Celoteh Novel
Karnak Café; Sebuah Realitas, Sebuah Kontemplasi
Karnak
Café; Sebuah Realitas, Sebuah Kontemplasi
M. Sadli Umasangaji
(Founder Celoteh Ide)
Novel
pada dasarnya adalah karya sastra yang merupakan cerminan dari sebuah realitas
kehidupan sosial pada masyarakat. Sastra secara mendasar telah menjadi gambaran
kehidupan, karena kehidupan itu sendiri adalah suatu kenyataan sosial. Beberapa
waktu lalu saya membaca salah satu karya Najib Mahfudz, judulnya Karnak Café.
Novel ini agak tipis memang, kurang lebih 166 halaman sudah termasuk biografi
penulisnya, Naguib Mahfudz dan ulasan dari Roger Allen.
Novel ini bercerita tentang realitas
sosial Mesir pada tahun 1960-an dan sebagian argumen atas kekalahan perang di
tahun 1967, perang dengan Israel. Novel ini bermula dari tokoh “aku” tanpa
sengaja datang ke sebuah kafe. Kemudian Kafe Karnak menjadi tempat favorit
untuk tokoh “aku”. Dalam Kafe ini pula tokoh “Aku” mulai membagi cerita tentang
beberapa tokoh utama lain dari novel ini.

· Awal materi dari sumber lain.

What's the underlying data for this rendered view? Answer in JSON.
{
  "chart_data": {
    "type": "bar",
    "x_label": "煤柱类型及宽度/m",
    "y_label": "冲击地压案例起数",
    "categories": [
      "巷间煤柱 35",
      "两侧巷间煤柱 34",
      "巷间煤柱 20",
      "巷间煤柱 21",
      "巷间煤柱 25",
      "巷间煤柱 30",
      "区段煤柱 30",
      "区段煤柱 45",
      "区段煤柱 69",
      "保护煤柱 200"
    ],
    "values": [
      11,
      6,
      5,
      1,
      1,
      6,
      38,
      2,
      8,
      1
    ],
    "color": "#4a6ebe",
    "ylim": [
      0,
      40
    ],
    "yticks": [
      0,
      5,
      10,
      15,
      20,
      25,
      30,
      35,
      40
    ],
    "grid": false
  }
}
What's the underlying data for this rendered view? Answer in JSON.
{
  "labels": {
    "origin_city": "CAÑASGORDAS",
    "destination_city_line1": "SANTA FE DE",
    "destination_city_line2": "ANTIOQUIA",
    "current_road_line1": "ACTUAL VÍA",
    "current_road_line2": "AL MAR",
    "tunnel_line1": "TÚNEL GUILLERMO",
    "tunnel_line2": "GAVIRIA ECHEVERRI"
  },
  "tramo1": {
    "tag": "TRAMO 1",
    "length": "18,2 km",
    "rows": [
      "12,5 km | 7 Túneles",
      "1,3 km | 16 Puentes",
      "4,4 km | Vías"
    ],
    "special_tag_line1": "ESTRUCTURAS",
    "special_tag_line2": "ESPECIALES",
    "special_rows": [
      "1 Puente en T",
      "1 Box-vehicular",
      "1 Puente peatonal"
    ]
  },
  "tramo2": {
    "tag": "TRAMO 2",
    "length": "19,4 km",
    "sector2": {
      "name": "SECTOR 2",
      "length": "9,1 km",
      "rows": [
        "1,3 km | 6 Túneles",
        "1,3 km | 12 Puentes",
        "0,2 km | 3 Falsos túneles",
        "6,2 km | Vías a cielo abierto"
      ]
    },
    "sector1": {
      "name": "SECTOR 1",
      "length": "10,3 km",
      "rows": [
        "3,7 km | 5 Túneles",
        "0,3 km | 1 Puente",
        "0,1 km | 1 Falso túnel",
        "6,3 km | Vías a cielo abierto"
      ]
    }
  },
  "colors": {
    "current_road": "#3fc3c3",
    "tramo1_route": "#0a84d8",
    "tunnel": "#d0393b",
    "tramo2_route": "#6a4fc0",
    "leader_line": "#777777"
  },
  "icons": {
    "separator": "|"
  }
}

Diantaranya Qurunfula, Ismail
al-Syekh, Zainab Diyab, Khalid Safwan dan Hilmi Hamada, serta beberapa tokoh
pendukung lain yang silih berganti dalam uraian cerita yang diceritakan tokoh
“aku”.
Qurunfula adalah pemilik Kafe
Karnak. Seorang penari era 1940-an. Qurufunla dianggap sebagai daya pikat Kafe.
“Ketenangan jiwa yang ia pancarkan
merupakan puncak daya pikatnya. Pandangannya yang sepintas lalu tak jarang
menyapu seluruh ruangan, membuat bartender, pelayan, serta tukang bersih, tetap
berada di tempat mereka bertugas. Untuk beberapa aturan umum di Kafe, tampaknya
Qurunfula punya pengaruh cukup besar: tempat ini kecil sehingga membuat mereka
semua yang ada disini bagai satu keluarga. Ada tiga lelaki tua yang barangkali
sudah pension dari pekerjaan mereka, seorang lelaki setengah baya, dan
sekelompok anak muda, termasuk seorang gadis yang sangat cantik” (Halaman 4).
Selain Qurunfula ada pula tiga kaum
muda, Ismail al-Syekh, Zainab Diyab, dan Hilmi Hamada. Ketiga tokoh ini adalah
pemuda revolusi, pemuda yang mengagumi revolusi. Sementara Hilmi Hamada adalah
pengagum gerakan komunis, sosialisme demokratik. Beberapa tokoh utama novel
semisal Qurunfula, Ismail al-Syekh, Zainab Diyab, dan Khalis Safwan, namanya
menjadi judul BAB dari novel ini.
Perdebatan Politik dan Perseteruan
Ideologi
Dalam Kafe Karnak ini juga sering
diperbincangkan berbagai permasalahan realitas politik yang terjadi pada Mesir
waktu itu. “Di samping itu, ada rahasia lain lagi mengenai kafe ini. Dari dulu
hingga sekarang, kafe ini menjadi tempat berkumpulnya orang-orang ekstrem dan
berpandangan provokatif; baik yang berteriak keras-keras ataupun yang bicara
pelan-pelan, mereka mengekspresikan kenyataan sejarah yang ada” (Halaman 12).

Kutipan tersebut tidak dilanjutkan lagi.